Hart, Sir Robert (1835–1911), head of the Chinese customs service, was born 20 February 1835 in Portadown, Co. Armagh, eldest of twelve children of Henry Hart, shopkeeper and farmer, and Ann Hart (née Edgar). After secondary schooling at the Wesleyan Connexional School (later Wesley College), Dublin, he entered QCB at the age of 15, graduating with a first-class honours BA (1853). In April 1854 he was recruited to the British consular service as a supernumerary interpreter for China. He rapidly mastered both spoken and written Chinese and was appointed official interpreter to the British consul in Canton (1858). Hart made a very favourable impression, with his fluent Chinese and modest manner, on all the Chinese officials he met. He resigned from the consular service in 1859 and was appointed deputy commissioner of the maritime customs in Canton. Gifted with considerable intellectual abilities and an enormous capacity for hard work, Hart advanced rapidly in the customs service. In 1861 he founded the Tong Wen Guan (Institute of Education) for training customs officials. In 1864, at the age of 29, he was appointed by the Zongli Yamen (Foreign Office) to the post of inspector general of the imperial Chinese maritime customs service at a salary of £4,000 a year. Not only did the ‘great IG’ dominate every aspect of Chinese maritime activity for the next forty years, but he became the most trusted adviser of the Chinese government, and was an active participant in treaty negotiations between China and the foreign powers.
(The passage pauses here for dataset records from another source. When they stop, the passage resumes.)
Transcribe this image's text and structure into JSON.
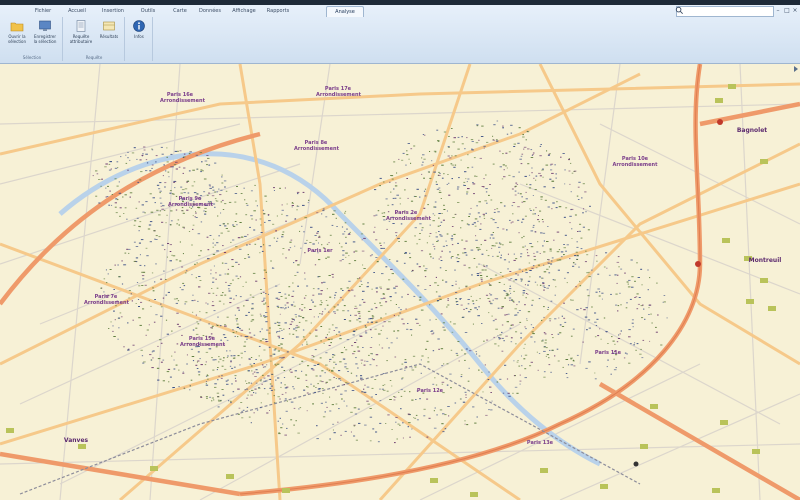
{
  "window": {
    "search_placeholder": ""
  },
  "ribbon": {
    "tabs": [
      {
        "label": "Fichier",
        "active": false
      },
      {
        "label": "Accueil",
        "active": false
      },
      {
        "label": "Insertion",
        "active": false
      },
      {
        "label": "Outils",
        "active": false
      },
      {
        "label": "Carte",
        "active": false
      },
      {
        "label": "Données",
        "active": false
      },
      {
        "label": "Affichage",
        "active": false
      },
      {
        "label": "Rapports",
        "active": false
      },
      {
        "label": "Analyse",
        "active": true
      }
    ],
    "groups": [
      {
        "label": "Sélection",
        "buttons": [
          {
            "label": "Ouvrir la sélection",
            "icon": "folder-icon"
          },
          {
            "label": "Enregistrer la sélection",
            "icon": "monitor-icon"
          }
        ]
      },
      {
        "label": "Requête",
        "buttons": [
          {
            "label": "Requête attributaire",
            "icon": "document-icon"
          },
          {
            "label": "Résultats",
            "icon": "table-icon"
          }
        ]
      },
      {
        "label": "",
        "buttons": [
          {
            "label": "Infos",
            "icon": "info-icon"
          }
        ]
      }
    ]
  },
  "map": {
    "labels": [
      {
        "text": "Paris 16e Arrondissement",
        "big": false
      },
      {
        "text": "Paris 17e Arrondissement",
        "big": false
      },
      {
        "text": "Paris 8e Arrondissement",
        "big": false
      },
      {
        "text": "Paris 9e Arrondissement",
        "big": false
      },
      {
        "text": "Paris 10e Arrondissement",
        "big": false
      },
      {
        "text": "Paris 2e Arrondissement",
        "big": false
      },
      {
        "text": "Paris 1er",
        "big": false
      },
      {
        "text": "Paris 7e Arrondissement",
        "big": false
      },
      {
        "text": "Paris 15e Arrondissement",
        "big": false
      },
      {
        "text": "Paris 11e",
        "big": false
      },
      {
        "text": "Paris 12e",
        "big": false
      },
      {
        "text": "Paris 13e",
        "big": false
      },
      {
        "text": "Bagnolet",
        "big": true
      },
      {
        "text": "Montreuil",
        "big": true
      },
      {
        "text": "Vanves",
        "big": true
      }
    ]
  },
  "colors": {
    "map_bg": "#f7f1d6",
    "highway": "#f0a06a",
    "major_road": "#f6c98a",
    "minor_road": "#d9d6d2",
    "river": "#b9d2ea",
    "dots_green": "#5a7a3a",
    "dots_blue": "#3b4f86",
    "dots_purple": "#6b3a6e",
    "label": "#7a3d8a"
  }
}
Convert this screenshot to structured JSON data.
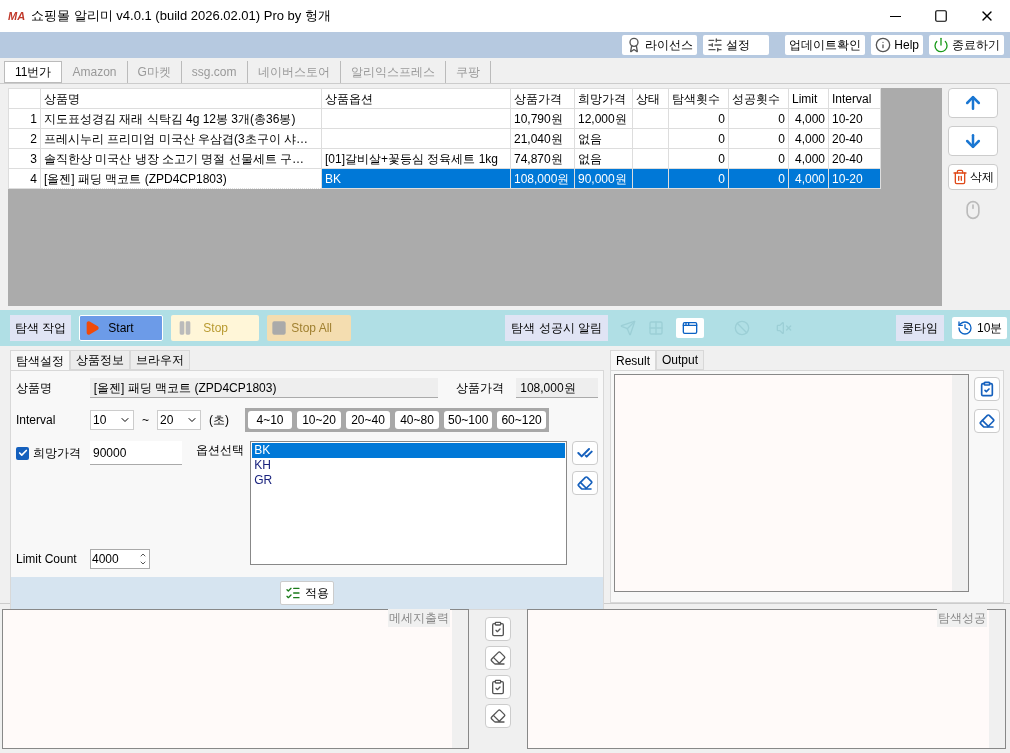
{
  "window": {
    "title": "쇼핑몰 알리미 v4.0.1 (build 2026.02.01) Pro by 헝개",
    "logo": "MA"
  },
  "toolbar": {
    "buttons": [
      {
        "kind": "license",
        "label": "라이선스"
      },
      {
        "kind": "settings",
        "label": "설정"
      },
      {
        "kind": "update",
        "label": "업데이트확인"
      },
      {
        "kind": "help",
        "label": "Help"
      },
      {
        "kind": "quit",
        "label": "종료하기"
      }
    ]
  },
  "site_tabs": [
    {
      "label": "11번가",
      "selected": true
    },
    {
      "label": "Amazon",
      "selected": false
    },
    {
      "label": "G마켓",
      "selected": false
    },
    {
      "label": "ssg.com",
      "selected": false
    },
    {
      "label": "네이버스토어",
      "selected": false
    },
    {
      "label": "알리익스프레스",
      "selected": false
    },
    {
      "label": "쿠팡",
      "selected": false
    }
  ],
  "table": {
    "columns": [
      "상품명",
      "상품옵션",
      "상품가격",
      "희망가격",
      "상태",
      "탐색횟수",
      "성공횟수",
      "Limit",
      "Interval"
    ],
    "rows": [
      {
        "number": "1",
        "cells": [
          "지도표성경김 재래 식탁김 4g 12봉 3개(총36봉)",
          "",
          "10,790원",
          "12,000원",
          "",
          "0",
          "0",
          "4,000",
          "10-20"
        ],
        "selected": false
      },
      {
        "number": "2",
        "cells": [
          "프레시누리 프리미엄 미국산 우삼겹(3초구이 샤…",
          "",
          "21,040원",
          "없음",
          "",
          "0",
          "0",
          "4,000",
          "20-40"
        ],
        "selected": false
      },
      {
        "number": "3",
        "cells": [
          "솔직한상  미국산 냉장 소고기 명절 선물세트 구…",
          "[01]갈비살+꽃등심 정육세트 1kg",
          "74,870원",
          "없음",
          "",
          "0",
          "0",
          "4,000",
          "20-40"
        ],
        "selected": false
      },
      {
        "number": "4",
        "cells": [
          "[올젠] 패딩 맥코트 (ZPD4CP1803)",
          "BK",
          "108,000원",
          "90,000원",
          "",
          "0",
          "0",
          "4,000",
          "10-20"
        ],
        "selected": true
      }
    ]
  },
  "side_buttons": {
    "delete": "삭제"
  },
  "controls": {
    "section_label": "탐색 작업",
    "start": "Start",
    "stop": "Stop",
    "stop_all": "Stop All",
    "alert_label": "탐색 성공시 알림",
    "cooltime_label": "쿨타임",
    "cooltime_value": "10분"
  },
  "settings": {
    "tabs": [
      {
        "label": "탐색설정",
        "selected": true
      },
      {
        "label": "상품정보",
        "selected": false
      },
      {
        "label": "브라우저",
        "selected": false
      }
    ],
    "product_name_label": "상품명",
    "product_name": "[올젠] 패딩 맥코트 (ZPD4CP1803)",
    "price_label": "상품가격",
    "price": "108,000원",
    "interval_label": "Interval",
    "interval_from": "10",
    "interval_sep": "~",
    "interval_to": "20",
    "interval_unit": "(초)",
    "presets": [
      "4~10",
      "10~20",
      "20~40",
      "40~80",
      "50~100",
      "60~120"
    ],
    "wish_price": {
      "label": "희망가격",
      "checked": true,
      "value": "90000"
    },
    "option_label": "옵션선택",
    "options": [
      {
        "label": "BK",
        "selected": true
      },
      {
        "label": "KH",
        "selected": false
      },
      {
        "label": "GR",
        "selected": false
      }
    ],
    "limit_label": "Limit Count",
    "limit_value": "4000",
    "apply": "적용"
  },
  "result": {
    "tabs": [
      {
        "label": "Result",
        "selected": true
      },
      {
        "label": "Output",
        "selected": false
      }
    ]
  },
  "bottom": {
    "message_label": "메세지출력",
    "success_label": "탐색성공"
  }
}
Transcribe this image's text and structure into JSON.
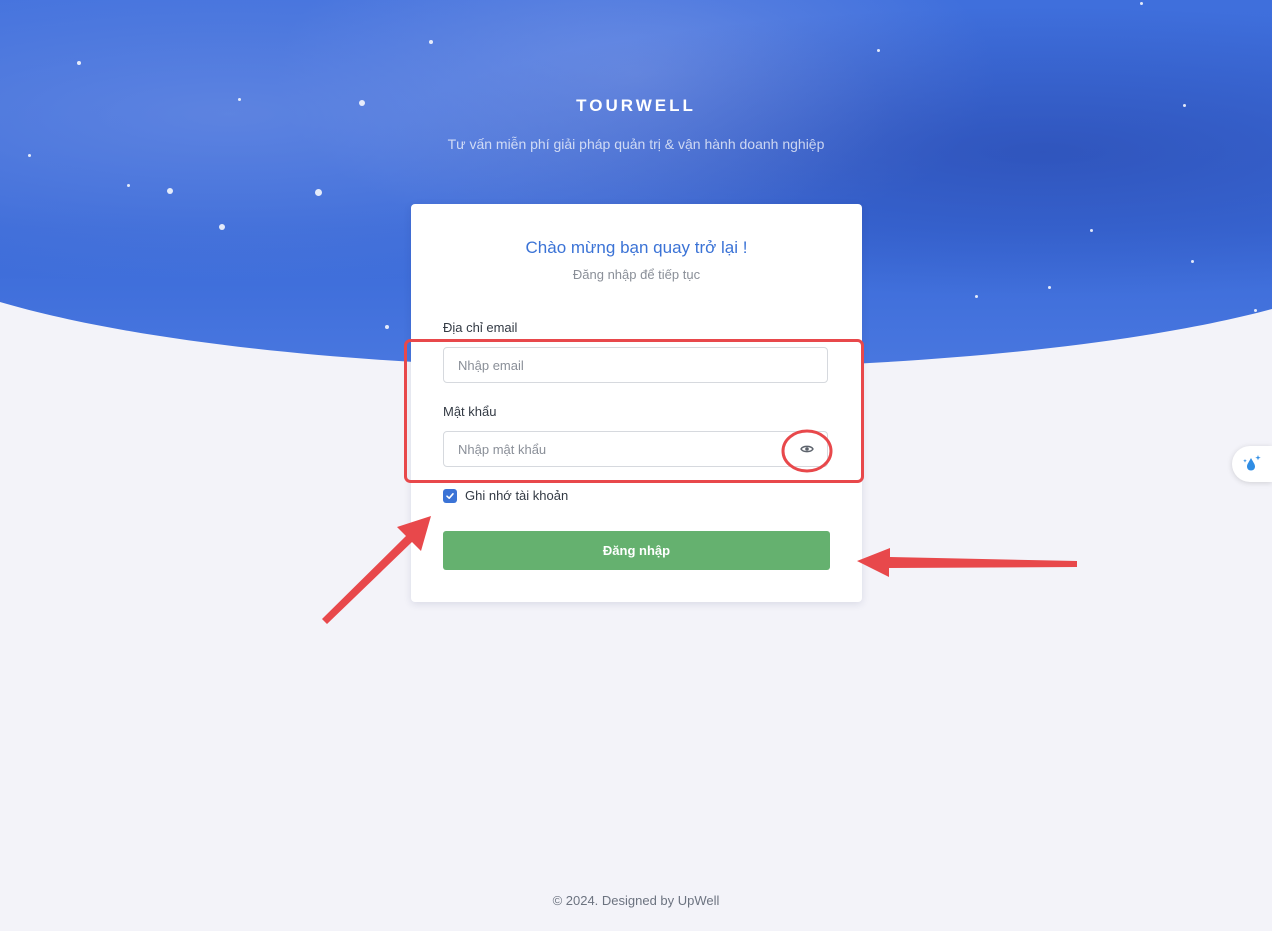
{
  "header": {
    "brand": "TOURWELL",
    "tagline": "Tư vấn miễn phí giải pháp quản trị & vận hành doanh nghiệp"
  },
  "login_card": {
    "title": "Chào mừng bạn quay trở lại !",
    "subtitle": "Đăng nhập để tiếp tục",
    "email_label": "Địa chỉ email",
    "email_placeholder": "Nhập email",
    "email_value": "",
    "password_label": "Mật khẩu",
    "password_placeholder": "Nhập mật khẩu",
    "password_value": "",
    "remember_label": "Ghi nhớ tài khoản",
    "remember_checked": true,
    "submit_label": "Đăng nhập"
  },
  "footer": {
    "copyright": "© 2024. Designed by UpWell"
  },
  "icons": {
    "password_toggle": "eye-icon",
    "side_widget": "water-drop-sparkle-icon",
    "checkbox": "checkmark-icon"
  },
  "colors": {
    "hero_blue": "#3f6fdc",
    "accent_blue": "#3b73d6",
    "button_green": "#65b16f",
    "page_background": "#f3f3f9",
    "annotation_red": "#e8484b"
  }
}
Despite his strong religious beliefs, at the age of 22 Hart acquired a Chinese concubine, Ayaou, and three children were born to them: Anna (c.1859), Herbert (1862), and Arthur (1865). Having parted from Ayaou, Hart brought his ‘wards’ to London in 1866 to be informally adopted, though he continued to help them financially in their later lives. That same year he married Hester Jane Bredon (b. 1847) of Portadown. They had three children: Evelyn Amy (1869), Edgar Bruce (1873), and Mabel Milburne (1879). His wife returned from China to London with the children in 1882 and, although they kept in touch and he continued to support her financially, they met only briefly from then, until his retirement to England in 1908.
Under Hart's autocratic rule, the service was noted for its lack of corruption, though Hart was not averse to appointing his own relatives to jobs there. For example, his brother-in-law, Robert Bredon, was appointed acting inspector general during Hart's final leave of absence. The Zongli Yamen insisted that all the top positions be held by foreigners, and up to twenty-one differing nationalities were represented among the staff. By 1865 customs duties had become the second largest source of income for the Qing government. Hart organised Chinese participation in international trade fairs, starting with Vienna in 1873. He instigated the first Chinese diplomatic representation (London, 1877), the expenses of which were paid by the customs service. Having established a customs postal service in 1866, Hart was appointed inspector general of the Chinese postal service in 1893. He established the first western brass band in China. With his purchase of five gunboats in 1879, he laid the foundations of the modern Chinese navy. Through his agent in London, James Joseph Campbell, Hart directed the peace negotiations with France (treaty of Tianjin, 1885) and, also through Campbell, negotiated the Sino–Portuguese treaty on Macao (1887); in 1891 he tried, unsuccessfully, to buy back Macao for China for 1 million dollars. In 1888 he directed the negotiations, carried out by his brother James, of the Sikkim–Tibet convention. In 1900 he was among those besieged by the Boxers in the embassy quarter in Peking. His subsequent book, These from the land of Sinim (1901) is a balanced, perceptive, and remarkably detached collection of essays on the ‘Chinese question’.
Hart was decorated by fifteen governments. His honours included a knighthood from Britain in 1882 (baronetcy, 1893), the Ancestral Rank of the First Class of the First Order for Three Generations from China (1888), and – the one that amused him not a little as an Ulster protestant – Commander of the Order of Pius IX from the Holy See (1885). In 1908 he sailed to London to rejoin his family, on a leave of absence that lasted until his death at Marlow, Buckinghamshire, on 20 September 1911. He was posthumously awarded the title Grand Guardian of the Heir Apparent by the Qing government, three weeks before the dynasty was swept away – the only foreigner in history to receive that honour. His son Edgar Bruce (1873–1963) succeeded him as 2nd baronet; Edgar Bruce's grandson Robert (1918–70), 3rd baronet, died without an heir. There is a portrait of Hart by Frank McKelvey (qv), RHA, in QUB.